Julia Roberts and Owen Wilson play Auggie’s parents in Wonder.
Julia Roberts and Owen Wilson play Auggie’s parents in Wonder.

The film looks to coast by on its well-intentioned premise. Auggie lives in an affluent Manhattan neighbourhood and attends a well-funded public school. His well-adjusted family could not be more supportive or devoid of resentment. Even his teenage sister Via (Izabela Vidovic) and her friends love him unconditionally.

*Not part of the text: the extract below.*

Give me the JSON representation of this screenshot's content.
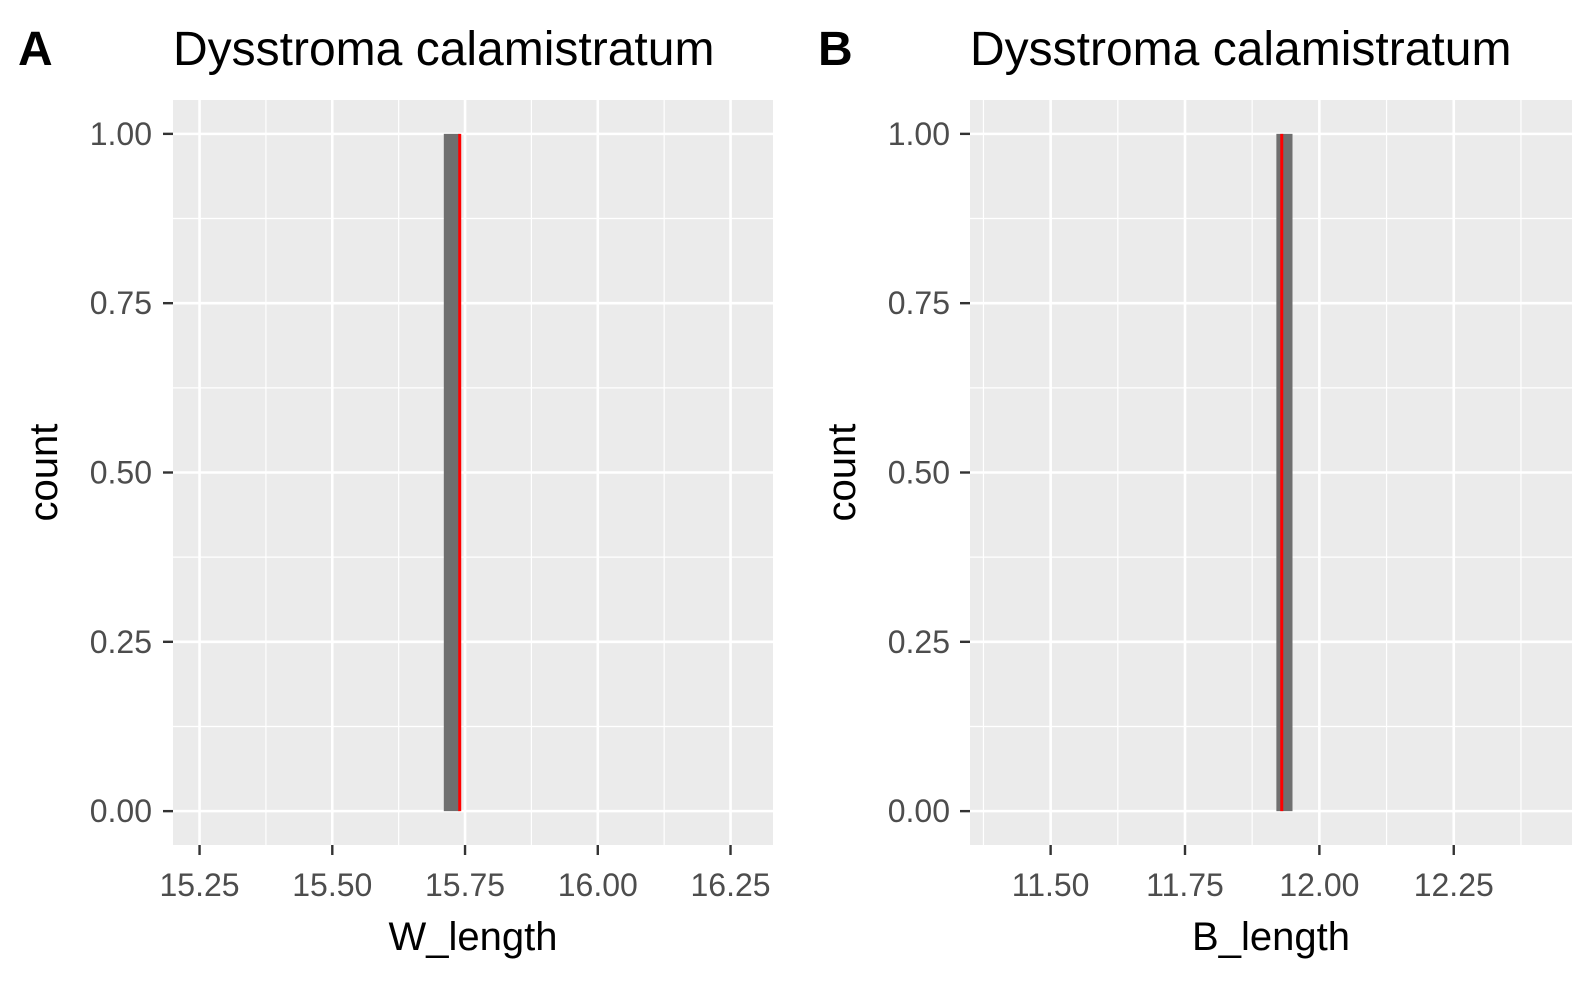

The film’s only genuine antagonists are vile Wall Street elitists who behave despicably to everyone. Put bluntly, Auggie is having it easy in this wretched adaptation of R.J. Palacio’s novel, trivialising the physical, mental and financial hardships faced by many others living with disability.

From left: Wilson, Roberts, Izabela Vidovic, Tremblay, and Danielle Rose Russell in a still from the film.
From left: Wilson, Roberts, Izabela Vidovic, Tremblay, and Danielle Rose Russell in a still from the film.

Wonder’s rose-tinted version of the world, in which Auggie is accepted without question and heralded as a hero among his peers, ultimately paints a naive world view in danger of doing more harm than good to anyone who suffers the misfortune of watching it.